COVID-19 Public Health Emergency Ends May 11
With the Public Health Emergency (PHE) scheduled to end May 11, government agencies, including the Centers for Medicare and Medicaid Services (CMS), have urged long-term care providers to prepare for the end of PHE-related waivers, as well as mandates.
Among the changes with the most impact to LTC are termination of the three-day stay provision and any remaining temporary nurse aide statewide waivers. Details on the ending of the federally-mandated vaccination of healthcare workers are also expected in the coming days.
Additionally, the Food and Drug Administration (FDA) has announced the ending of guidance allowing the outsourcing of drug compounding and the mailing of prescription drug samples from manufacturers directly to patients’ homes. The requirement for manufacturers to notify the FDA of disruptions to the medical device supply chain will also be withdrawn. As part of a 180-day wind-down on other guidance, restrictions on the distribution and use of personal protective equipment (loosened to help alleviate shortages) will be reinstated.
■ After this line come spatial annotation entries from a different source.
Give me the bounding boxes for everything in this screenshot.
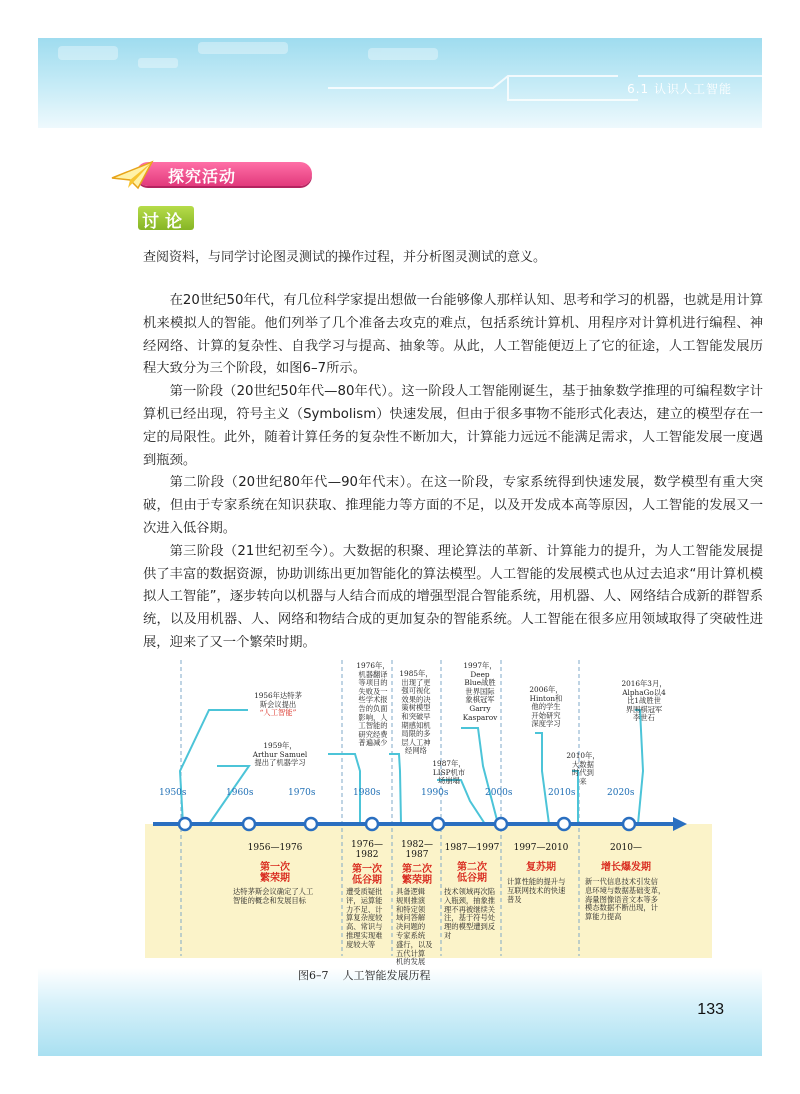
event-2016: 2016年3月， AlphaGo以4 比1战胜世 界围棋冠军 李世石 xyxy=(621,679,667,723)
decade-label: 2020s xyxy=(607,788,635,798)
event-1976: 1976年， 机器翻译 等项目的 失败及一 些学术报 告的负面 影响，人 工智能的 研究经费 普遍减少 xyxy=(356,661,390,748)
discussion-prompt: 查阅资料，与同学讨论图灵测试的操作过程，并分析图灵测试的意义。 xyxy=(143,250,547,265)
figure-caption xyxy=(298,967,445,983)
paragraph-stage-1: 第一阶段（20世纪50年代—80年代）。这一阶段人工智能刚诞生，基于抽象数学推理的可编程数字计算机已经出现，符号主义（Symbolism）快速发展，但由于很多事物不能形式化表达，建立的模型存在一定的局限性。此外，随着计算任务的复杂性不断加大，计算能力远远不能满足需求，人工智能发展一度遇到瓶颈。 xyxy=(143,384,763,468)
event-1956: 1956年达特茅 斯会议提出 “人工智能” xyxy=(254,691,302,718)
activity-banner xyxy=(108,158,323,190)
textbook-page xyxy=(38,38,762,1056)
activity-title: 探究活动 xyxy=(168,167,237,186)
event-1959: 1959年， Arthur Samuel 提出了机器学习 xyxy=(252,741,308,768)
discussion-badge-text: 讨论 xyxy=(142,212,188,232)
event-1985: 1985年， 出现了更 强可视化 效果的决 策树模型 和突破早 期感知机 局限的多 层人工神 经网络 xyxy=(399,669,433,756)
decade-label: 1950s xyxy=(159,788,187,798)
header-band xyxy=(38,38,762,128)
event-1997: 1997年， Deep Blue战胜 世界国际 象棋冠军 Garry Kasparov xyxy=(462,661,498,722)
event-2006: 2006年， Hinton和 他的学生 开始研究 深度学习 xyxy=(529,685,563,729)
event-2010: 2010年， 大数据 时代到 来 xyxy=(566,751,600,786)
decade-label: 1960s xyxy=(226,788,254,798)
decade-label: 2010s xyxy=(548,788,576,798)
ai-timeline-figure: 1950s 1960s 1970s 1980s 1990s 2000s 2010s 2020s 1956年达特茅 斯会议提出 “人工智能” 1959年， Arthur Samuel 提出了机器学习 1976年， 机器翻译 等项目的 失败及一 些学术报 告的负面 影响，人 工智能的 研究经费 普遍减少 1985年， 出现了更 强可视化 效果的决 策树模型 和突破早 期感知机 局限的多 层人工神 经网络 1997年， Deep Blue战胜 世界国际 象棋冠军 Garry Kasparov 1987年， LISP机市 场崩塌 2006年， Hinton和 他的学生 开始研究 深度学习 2010年， 大数据 时代到 来 2016年3月， AlphaGo以4 比1战胜世 界围棋冠军 李世石 1956—1976 第一次 繁荣期 达特茅斯会议确定了人工 智能的概念和发展目标 1976— 1982 第一次 低谷期 遭受质疑批 评，运算能 力不足、计 算复杂度较 高、常识与 推理实现难 度较大等 1982— 1987 第二次 繁荣期 具备逻辑 规则推演 和特定领 域问答解 决问题的 专家系统 盛行，以及 五代计算 机的发展 1987—1997 第二次 低谷期 技术领域再次陷 入瓶颈，抽象推 理不再被继续关 注，基于符号处 理的模型遭到反 对 1997—2010 复苏期 计算性能的提升与 互联网技术的快速 普及 2010— 增长爆发期 新一代信息技术引发信 息环境与数据基础变革， 海量图像语音文本等多 模态数据不断出现，计 算能力提高 xyxy=(145,656,712,958)
event-1987: 1987年， LISP机市 场崩塌 xyxy=(432,759,466,786)
paragraph-intro: 在20世纪50年代，有几位科学家提出想做一台能够像人那样认知、思考和学习的机器，也就是用计算机来模拟人的智能。他们列举了几个准备去攻克的难点，包括系统计算机、用程序对计算机进行编程、神经网络、计算的复杂性、自我学习与提高、抽象等。从此，人工智能便迈上了它的征途，人工智能发展历程大致分为三个阶段，如图6–7所示。 xyxy=(143,293,763,377)
page-number: 133 xyxy=(697,1001,724,1018)
decade-label: 2000s xyxy=(485,788,513,798)
decade-label: 1980s xyxy=(353,788,381,798)
figure-number: 图6–7 xyxy=(298,969,329,982)
figure-title: 人工智能发展历程 xyxy=(342,969,431,982)
paper-plane-icon xyxy=(108,158,158,192)
section-label: 6.1 认识人工智能 xyxy=(627,82,732,96)
decade-label: 1970s xyxy=(288,788,316,798)
body-text xyxy=(143,290,763,655)
discussion-badge xyxy=(138,206,194,230)
paragraph-stage-2: 第二阶段（20世纪80年代—90年代末）。在这一阶段，专家系统得到快速发展，数学模型有重大突破，但由于专家系统在知识获取、推理能力等方面的不足，以及开发成本高等原因，人工智能的发展又一次进入低谷期。 xyxy=(143,475,763,536)
decade-label: 1990s xyxy=(421,788,449,798)
paragraph-stage-3: 第三阶段（21世纪初至今）。大数据的积聚、理论算法的革新、计算能力的提升，为人工智能发展提供了丰富的数据资源，协助训练出更加智能化的算法模型。人工智能的发展模式也从过去追求“用计算机模拟人工智能”，逐步转向以机器与人结合而成的增强型混合智能系统，用机器、人、网络结合成新的群智系统，以及用机器、人、网络和物结合成的更加复杂的智能系统。人工智能在很多应用领域取得了突破性进展，迎来了又一个繁荣时期。 xyxy=(143,543,763,650)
Guidances covering the emergency use authorization, development, and licensing of COVID-19 vaccines will remain in place. A complete list of COVID-19-related guidance is available here.
Although the PHE is ending, the Federal government remains focused on infection prevention and control in LTC. The Government Accountability Office (GAO) convened an expert panel which identified 14 actions for the Department of Health and Human Services to continue, enhance, or discontinue to encourage proper infection control practices in nursing homes. CMS has enhanced enforcement measures for nursing homes struggling to meet infection control requirements.
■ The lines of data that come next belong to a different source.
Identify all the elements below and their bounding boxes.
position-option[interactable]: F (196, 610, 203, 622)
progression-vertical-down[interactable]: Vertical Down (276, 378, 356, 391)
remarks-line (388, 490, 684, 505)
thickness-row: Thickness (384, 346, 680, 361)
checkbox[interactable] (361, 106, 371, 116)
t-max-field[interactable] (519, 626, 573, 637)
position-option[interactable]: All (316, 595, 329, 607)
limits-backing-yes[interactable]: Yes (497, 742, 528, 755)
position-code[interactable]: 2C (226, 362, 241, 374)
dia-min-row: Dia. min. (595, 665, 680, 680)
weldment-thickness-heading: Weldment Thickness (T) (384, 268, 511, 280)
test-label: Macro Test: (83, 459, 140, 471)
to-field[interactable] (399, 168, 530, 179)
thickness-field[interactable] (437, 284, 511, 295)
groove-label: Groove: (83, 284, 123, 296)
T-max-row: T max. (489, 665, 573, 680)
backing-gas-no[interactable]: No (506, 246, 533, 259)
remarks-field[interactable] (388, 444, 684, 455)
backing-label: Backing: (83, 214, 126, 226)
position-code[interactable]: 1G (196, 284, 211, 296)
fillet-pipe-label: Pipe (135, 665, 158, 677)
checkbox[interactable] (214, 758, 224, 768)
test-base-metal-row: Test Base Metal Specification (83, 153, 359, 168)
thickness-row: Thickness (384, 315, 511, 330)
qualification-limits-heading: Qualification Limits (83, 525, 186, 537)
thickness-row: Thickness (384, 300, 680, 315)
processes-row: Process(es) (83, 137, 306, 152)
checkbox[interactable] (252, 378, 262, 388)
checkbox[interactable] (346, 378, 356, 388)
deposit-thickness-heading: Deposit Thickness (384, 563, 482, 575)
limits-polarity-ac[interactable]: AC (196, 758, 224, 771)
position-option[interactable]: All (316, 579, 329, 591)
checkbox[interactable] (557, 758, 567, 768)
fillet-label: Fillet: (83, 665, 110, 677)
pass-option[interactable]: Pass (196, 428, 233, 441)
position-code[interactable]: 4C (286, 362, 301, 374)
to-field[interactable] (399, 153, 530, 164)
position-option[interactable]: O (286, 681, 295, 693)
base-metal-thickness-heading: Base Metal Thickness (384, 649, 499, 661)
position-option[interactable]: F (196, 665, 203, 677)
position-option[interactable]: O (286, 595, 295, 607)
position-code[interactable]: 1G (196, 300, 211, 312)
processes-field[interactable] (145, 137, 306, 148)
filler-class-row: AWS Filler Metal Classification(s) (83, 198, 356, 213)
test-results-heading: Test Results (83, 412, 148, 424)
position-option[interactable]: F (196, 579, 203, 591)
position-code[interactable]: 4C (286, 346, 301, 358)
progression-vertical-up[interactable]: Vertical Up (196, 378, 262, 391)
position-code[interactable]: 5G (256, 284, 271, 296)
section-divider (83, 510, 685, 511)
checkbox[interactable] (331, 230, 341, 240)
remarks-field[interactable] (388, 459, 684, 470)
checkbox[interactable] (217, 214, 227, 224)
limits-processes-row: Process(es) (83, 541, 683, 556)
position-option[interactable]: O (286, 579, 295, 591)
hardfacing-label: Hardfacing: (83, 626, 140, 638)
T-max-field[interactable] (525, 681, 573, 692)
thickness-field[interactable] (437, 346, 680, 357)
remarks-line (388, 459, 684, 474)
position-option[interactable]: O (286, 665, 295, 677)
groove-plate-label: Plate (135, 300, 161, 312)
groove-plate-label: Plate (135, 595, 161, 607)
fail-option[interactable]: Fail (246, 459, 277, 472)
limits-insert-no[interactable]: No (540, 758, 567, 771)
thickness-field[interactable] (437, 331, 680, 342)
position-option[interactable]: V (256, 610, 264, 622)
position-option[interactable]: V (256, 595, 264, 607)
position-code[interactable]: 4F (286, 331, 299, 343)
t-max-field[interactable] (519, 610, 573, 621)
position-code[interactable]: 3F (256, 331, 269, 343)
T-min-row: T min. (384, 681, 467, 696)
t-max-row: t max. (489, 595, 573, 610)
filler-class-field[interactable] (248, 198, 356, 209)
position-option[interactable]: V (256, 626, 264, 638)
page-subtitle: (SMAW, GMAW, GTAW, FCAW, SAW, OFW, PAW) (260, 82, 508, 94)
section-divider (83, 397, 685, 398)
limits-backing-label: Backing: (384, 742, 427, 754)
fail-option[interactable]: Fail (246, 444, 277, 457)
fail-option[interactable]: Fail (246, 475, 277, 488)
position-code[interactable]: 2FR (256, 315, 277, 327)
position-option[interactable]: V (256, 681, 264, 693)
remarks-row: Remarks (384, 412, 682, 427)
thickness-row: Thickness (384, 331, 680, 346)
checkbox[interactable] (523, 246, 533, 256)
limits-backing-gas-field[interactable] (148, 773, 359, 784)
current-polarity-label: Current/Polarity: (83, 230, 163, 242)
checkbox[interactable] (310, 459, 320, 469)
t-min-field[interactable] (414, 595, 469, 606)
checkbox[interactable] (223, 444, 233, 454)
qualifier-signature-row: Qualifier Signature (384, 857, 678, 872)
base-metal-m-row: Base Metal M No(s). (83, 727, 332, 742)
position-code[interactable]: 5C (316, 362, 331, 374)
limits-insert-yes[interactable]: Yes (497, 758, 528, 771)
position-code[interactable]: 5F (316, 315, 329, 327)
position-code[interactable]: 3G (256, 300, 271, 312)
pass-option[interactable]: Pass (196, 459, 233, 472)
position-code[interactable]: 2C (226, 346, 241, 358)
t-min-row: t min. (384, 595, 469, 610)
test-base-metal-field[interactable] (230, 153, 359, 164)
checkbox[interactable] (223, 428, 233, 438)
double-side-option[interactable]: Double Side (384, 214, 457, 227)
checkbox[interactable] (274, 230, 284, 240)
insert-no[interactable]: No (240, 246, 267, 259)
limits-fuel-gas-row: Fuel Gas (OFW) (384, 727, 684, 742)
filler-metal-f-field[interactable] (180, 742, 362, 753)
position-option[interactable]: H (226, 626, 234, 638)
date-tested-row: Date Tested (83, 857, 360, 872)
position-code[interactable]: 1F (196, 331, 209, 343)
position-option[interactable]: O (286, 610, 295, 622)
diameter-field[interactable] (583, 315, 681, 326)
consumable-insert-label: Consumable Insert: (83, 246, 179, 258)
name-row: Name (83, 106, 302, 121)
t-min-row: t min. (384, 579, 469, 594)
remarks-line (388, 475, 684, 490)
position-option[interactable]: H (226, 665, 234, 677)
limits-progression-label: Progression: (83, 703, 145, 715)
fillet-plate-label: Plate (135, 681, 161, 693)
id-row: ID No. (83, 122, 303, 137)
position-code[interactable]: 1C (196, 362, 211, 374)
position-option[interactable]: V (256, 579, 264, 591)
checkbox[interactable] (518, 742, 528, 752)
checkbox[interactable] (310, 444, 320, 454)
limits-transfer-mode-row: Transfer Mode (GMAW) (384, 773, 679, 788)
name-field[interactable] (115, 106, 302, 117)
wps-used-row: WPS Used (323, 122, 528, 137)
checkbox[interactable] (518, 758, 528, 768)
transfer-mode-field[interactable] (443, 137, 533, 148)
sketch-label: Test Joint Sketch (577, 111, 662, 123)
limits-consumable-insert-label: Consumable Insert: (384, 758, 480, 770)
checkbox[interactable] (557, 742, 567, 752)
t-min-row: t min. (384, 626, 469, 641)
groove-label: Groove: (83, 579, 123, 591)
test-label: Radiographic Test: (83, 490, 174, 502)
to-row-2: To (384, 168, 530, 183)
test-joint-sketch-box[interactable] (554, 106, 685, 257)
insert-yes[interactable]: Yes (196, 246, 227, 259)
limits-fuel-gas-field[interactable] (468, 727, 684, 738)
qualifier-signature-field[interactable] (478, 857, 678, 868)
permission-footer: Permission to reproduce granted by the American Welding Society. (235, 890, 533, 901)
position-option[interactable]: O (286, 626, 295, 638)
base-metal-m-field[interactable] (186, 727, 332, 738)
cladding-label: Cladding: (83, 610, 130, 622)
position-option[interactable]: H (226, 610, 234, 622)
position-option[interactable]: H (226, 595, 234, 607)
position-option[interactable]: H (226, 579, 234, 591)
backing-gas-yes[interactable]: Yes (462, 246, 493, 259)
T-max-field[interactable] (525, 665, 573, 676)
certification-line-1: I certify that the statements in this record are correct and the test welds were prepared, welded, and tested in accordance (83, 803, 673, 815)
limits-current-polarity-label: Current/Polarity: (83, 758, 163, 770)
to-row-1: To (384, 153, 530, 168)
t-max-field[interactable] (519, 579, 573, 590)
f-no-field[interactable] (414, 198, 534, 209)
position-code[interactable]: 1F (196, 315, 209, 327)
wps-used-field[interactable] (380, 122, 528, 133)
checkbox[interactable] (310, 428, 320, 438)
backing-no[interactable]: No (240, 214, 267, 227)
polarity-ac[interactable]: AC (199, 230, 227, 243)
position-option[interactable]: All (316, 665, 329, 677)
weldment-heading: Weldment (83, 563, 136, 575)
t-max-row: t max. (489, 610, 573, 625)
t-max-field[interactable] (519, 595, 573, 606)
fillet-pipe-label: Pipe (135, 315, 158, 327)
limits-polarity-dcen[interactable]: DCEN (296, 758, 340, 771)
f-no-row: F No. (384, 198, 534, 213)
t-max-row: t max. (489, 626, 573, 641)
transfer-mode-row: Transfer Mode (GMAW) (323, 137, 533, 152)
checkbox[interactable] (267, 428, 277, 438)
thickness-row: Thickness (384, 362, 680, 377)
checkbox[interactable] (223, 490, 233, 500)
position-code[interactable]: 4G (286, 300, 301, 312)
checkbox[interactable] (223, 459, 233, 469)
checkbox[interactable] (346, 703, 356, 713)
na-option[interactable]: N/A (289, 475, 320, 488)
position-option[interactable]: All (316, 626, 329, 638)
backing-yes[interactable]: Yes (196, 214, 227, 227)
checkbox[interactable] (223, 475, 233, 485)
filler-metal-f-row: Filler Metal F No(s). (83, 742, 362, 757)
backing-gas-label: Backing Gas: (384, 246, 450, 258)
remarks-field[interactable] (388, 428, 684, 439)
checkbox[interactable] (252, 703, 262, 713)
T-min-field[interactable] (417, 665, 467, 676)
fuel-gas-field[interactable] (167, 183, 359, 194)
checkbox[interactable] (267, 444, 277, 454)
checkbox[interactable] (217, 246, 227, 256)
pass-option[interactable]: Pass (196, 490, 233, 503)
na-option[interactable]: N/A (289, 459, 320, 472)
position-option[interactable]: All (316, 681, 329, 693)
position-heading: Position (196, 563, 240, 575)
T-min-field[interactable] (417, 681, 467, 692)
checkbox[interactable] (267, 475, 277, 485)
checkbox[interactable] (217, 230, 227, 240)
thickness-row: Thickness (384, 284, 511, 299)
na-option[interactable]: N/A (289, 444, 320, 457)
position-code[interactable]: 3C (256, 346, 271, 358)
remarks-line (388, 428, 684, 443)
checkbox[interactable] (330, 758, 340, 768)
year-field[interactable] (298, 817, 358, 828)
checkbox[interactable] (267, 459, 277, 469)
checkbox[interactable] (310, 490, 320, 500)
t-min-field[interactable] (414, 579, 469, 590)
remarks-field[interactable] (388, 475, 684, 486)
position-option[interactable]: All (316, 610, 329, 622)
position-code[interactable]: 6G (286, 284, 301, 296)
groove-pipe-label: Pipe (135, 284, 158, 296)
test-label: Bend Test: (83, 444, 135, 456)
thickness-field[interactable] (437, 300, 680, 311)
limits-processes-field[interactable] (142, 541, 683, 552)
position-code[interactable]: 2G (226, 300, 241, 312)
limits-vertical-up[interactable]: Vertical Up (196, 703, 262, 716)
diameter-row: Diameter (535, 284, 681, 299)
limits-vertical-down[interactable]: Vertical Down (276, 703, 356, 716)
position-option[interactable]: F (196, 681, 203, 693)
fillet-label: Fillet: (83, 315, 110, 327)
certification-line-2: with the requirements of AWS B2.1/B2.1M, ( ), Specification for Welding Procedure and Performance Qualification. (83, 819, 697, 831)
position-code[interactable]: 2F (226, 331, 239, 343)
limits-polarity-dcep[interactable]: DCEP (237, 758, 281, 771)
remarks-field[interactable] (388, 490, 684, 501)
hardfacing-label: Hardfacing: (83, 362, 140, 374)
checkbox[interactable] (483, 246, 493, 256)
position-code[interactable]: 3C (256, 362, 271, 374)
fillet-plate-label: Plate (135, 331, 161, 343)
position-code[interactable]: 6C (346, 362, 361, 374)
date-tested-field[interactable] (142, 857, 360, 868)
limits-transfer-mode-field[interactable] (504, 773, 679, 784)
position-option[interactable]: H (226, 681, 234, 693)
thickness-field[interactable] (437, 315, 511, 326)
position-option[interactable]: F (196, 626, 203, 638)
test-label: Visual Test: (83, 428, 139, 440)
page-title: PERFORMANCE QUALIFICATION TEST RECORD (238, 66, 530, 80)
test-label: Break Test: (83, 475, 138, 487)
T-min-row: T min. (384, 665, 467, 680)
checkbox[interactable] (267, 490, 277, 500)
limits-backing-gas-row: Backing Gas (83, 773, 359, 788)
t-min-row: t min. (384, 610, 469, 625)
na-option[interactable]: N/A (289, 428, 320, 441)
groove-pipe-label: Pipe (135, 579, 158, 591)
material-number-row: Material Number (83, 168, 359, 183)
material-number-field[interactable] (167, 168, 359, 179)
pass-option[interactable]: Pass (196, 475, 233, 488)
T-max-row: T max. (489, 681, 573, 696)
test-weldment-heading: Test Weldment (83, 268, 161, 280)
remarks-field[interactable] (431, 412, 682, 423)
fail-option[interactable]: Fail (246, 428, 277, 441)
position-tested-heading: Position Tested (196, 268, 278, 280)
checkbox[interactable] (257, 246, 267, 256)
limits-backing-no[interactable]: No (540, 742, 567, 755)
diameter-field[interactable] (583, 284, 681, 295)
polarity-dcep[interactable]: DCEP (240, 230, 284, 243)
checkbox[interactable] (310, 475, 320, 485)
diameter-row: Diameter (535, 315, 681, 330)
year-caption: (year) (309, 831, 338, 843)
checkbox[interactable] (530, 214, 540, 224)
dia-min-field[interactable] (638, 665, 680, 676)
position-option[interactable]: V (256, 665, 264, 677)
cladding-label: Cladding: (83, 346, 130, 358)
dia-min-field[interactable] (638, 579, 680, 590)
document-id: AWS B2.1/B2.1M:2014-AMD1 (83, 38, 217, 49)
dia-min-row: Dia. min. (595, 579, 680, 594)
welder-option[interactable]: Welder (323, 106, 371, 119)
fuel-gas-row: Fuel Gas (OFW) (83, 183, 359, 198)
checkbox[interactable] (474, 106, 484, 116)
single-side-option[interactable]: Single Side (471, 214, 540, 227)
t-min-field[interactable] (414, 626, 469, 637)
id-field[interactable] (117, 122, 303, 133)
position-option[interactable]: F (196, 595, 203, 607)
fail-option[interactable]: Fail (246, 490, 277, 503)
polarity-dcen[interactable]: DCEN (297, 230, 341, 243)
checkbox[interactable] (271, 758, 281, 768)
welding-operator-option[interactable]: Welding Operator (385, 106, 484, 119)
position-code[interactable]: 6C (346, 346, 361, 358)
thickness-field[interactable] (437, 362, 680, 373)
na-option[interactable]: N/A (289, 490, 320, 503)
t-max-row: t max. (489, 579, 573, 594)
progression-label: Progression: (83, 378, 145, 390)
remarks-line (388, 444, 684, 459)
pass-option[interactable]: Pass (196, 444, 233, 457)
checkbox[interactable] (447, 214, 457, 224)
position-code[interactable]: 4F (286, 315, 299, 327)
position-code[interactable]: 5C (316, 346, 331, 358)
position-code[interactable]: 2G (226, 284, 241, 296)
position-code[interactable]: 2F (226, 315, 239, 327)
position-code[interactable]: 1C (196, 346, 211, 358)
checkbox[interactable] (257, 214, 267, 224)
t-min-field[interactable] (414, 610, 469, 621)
Changes effective immediately include increased civil money penalties, a shortened time period for facilities to demonstrate compliance before effectuation of discretionary denial of payment for new admissions remedy, and stronger directed plans of correction. The new measures are accompanied by a targeted Quality Improvement Organization effort to provide targeted technical assistance to 3,000 low-performing nursing homes.